Ora, al di la della vite e del fico e di tutti i significati erotici che uno potrebbe anche dedurne, il dettaglio che colpisce è quello della “foce di un fiume”, verosimilmente il Calopinace, che a guardarlo ora e pensarlo come fiume può indurre a due reazioni contrastanti: o ammazzarsi dalle risate o versare tante di quelle lacrime che qualche ipotesi che possa sembrare un fiume diventa plausibile. Ma tant’è: il racconto parla precisamente di “fiume”, che è cosa abbastanza diversa dal torrente, il quale, come si sa, è a intermittenza e può passare da piene devastanti a siccità senza remissione. Io ne ho uno vicino casa, il Torbido) e non ci vedo acqua da quanto facevo le medie (ora sono in pensione). Idem per lo Scaccioti, che separa Archi da Gallico. Ma neanche l’Amendolea scherza e mi sono sempre chiesto se davvero quello sia stato il letto di una fiumara o solo il frutto della megalomania dei Ruffo di Calabria per creare una spianata enorme che portasse ai loro castelli in modo da far cagare sotto eventuali nemici in arrivo, che immagino esclamassero: “Minchia, se questa è la strada di accesso, quanto sarà grande il castello?”. E tornavano in fretta sui loro passi.
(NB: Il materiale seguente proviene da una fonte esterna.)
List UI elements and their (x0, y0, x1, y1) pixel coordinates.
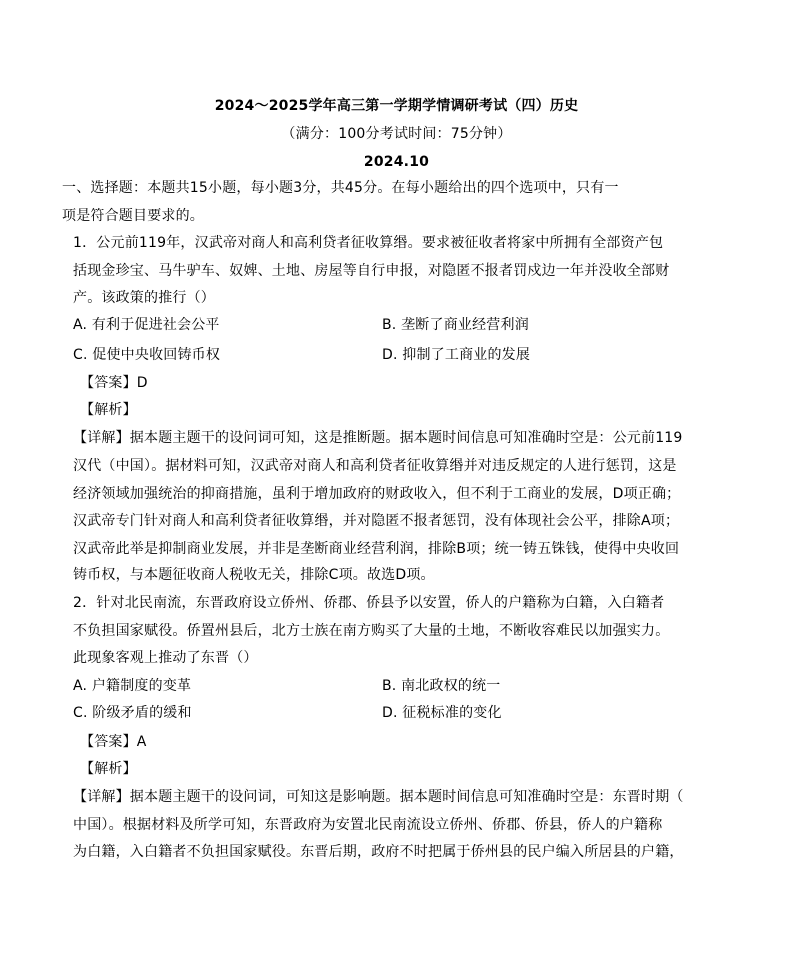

Gli Alberti di Pentedattilo furono probabilmente sterminati anche perché non pensarono di allargare e spianare quella stradina tanto bitorzoluta che esiste tutt’oggi e non riesce a sopprimere del tutto al viaggiatore, che finalmente giunge alla meta con lo stomaco in subbuglio, il pensiero malefico che non sarebbe male se si schiantassero di colpo tre delle cinque famose dita.
Dunque voi capite l’importanza fondamentale che l’acqua abbia avuto nella storia di questa città e quanto sia stata ardua la lotta contro la natura arcigna. Ho il fondato sospetto che sia stato il padreterno stesso (o i padreterni olimpici dell’epoca) a ridurre drasticamente la portata idrica dei bacini vedendo che razza di stirpe malefica e autodistruttiva stava edificando la polis. Difatti si passò in breve tempo dai sontuosi “fiumi” alle modeste “gebbie”, vasche quadrate o rettangolari in cemento che raccoglievano le sottili vene d’acqua ricavate dopo duro lavoro di scavo nella roccia viva o collegate con sistema di sollevamento prima ad asino rotante e poi a pompa idraulica, a pozzi così profondi che Dante stesso deve aver in qualche modo visitati e tratto spunti interessanti per i gironi infernali.
La Gebbia anticipò di parecchi secoli la diffusione capillare delle fontane pubbliche e fu la principale fonte di approvvigionamento idrico anche ad uso alimentare. Da qui il famoso detto “ndi mbivisti acqua i gebbia!”, che non racconta soltanto una circostanza storicamente accaduta ma è diventata una allegoria sempre attuale per indicare il cittadino, che addivenuto a qualche ruolo di rilievo, fa il sofisticato e il fine intenditor del bel vivere, magari proprio mentre sorseggia un bicchiere di minerale proveniente da due anni di Tir sotto il sole cocente ma di marca famosa (l’acqua ma anche il Tir stesso magari).
E tenete conto che in questa citta il “Ruolo di rilievo” non è da ritenersi appannaggio delle alte cariche politiche, economiche o mafiose. Qui basta essere pure usciere o custode di cimitero per sentirsi in un ruolo “di rilievo” rispetto, per esempio, al comune cittadino. E’ una gerarchia di rilievi che non conosce limite alcuno: a Reggio si sente “di rilievo” pure un gommista che ha riparato la gomma ad un assessore rispetto a un altro che ripara solo biciclette. E’ di rilievo il banconista rispetto al garzone che porta vassoi di caffè e granite peri peri, il picciotto rispetto a un aspirante picciotto. Figuratevi quanto se la tirano quelli ai livelli più alti del potere.
Un potere che, ora lo sappiamo per certo, è direttamente proporzionale all’acqua di gebbia metaforicamente ingurgitata, anche se non sono lontani i tempi in cui essa (l’acqua di gebbia) potrebbe tornare ad essere ingurgitata tutt’altro che metaforicamente.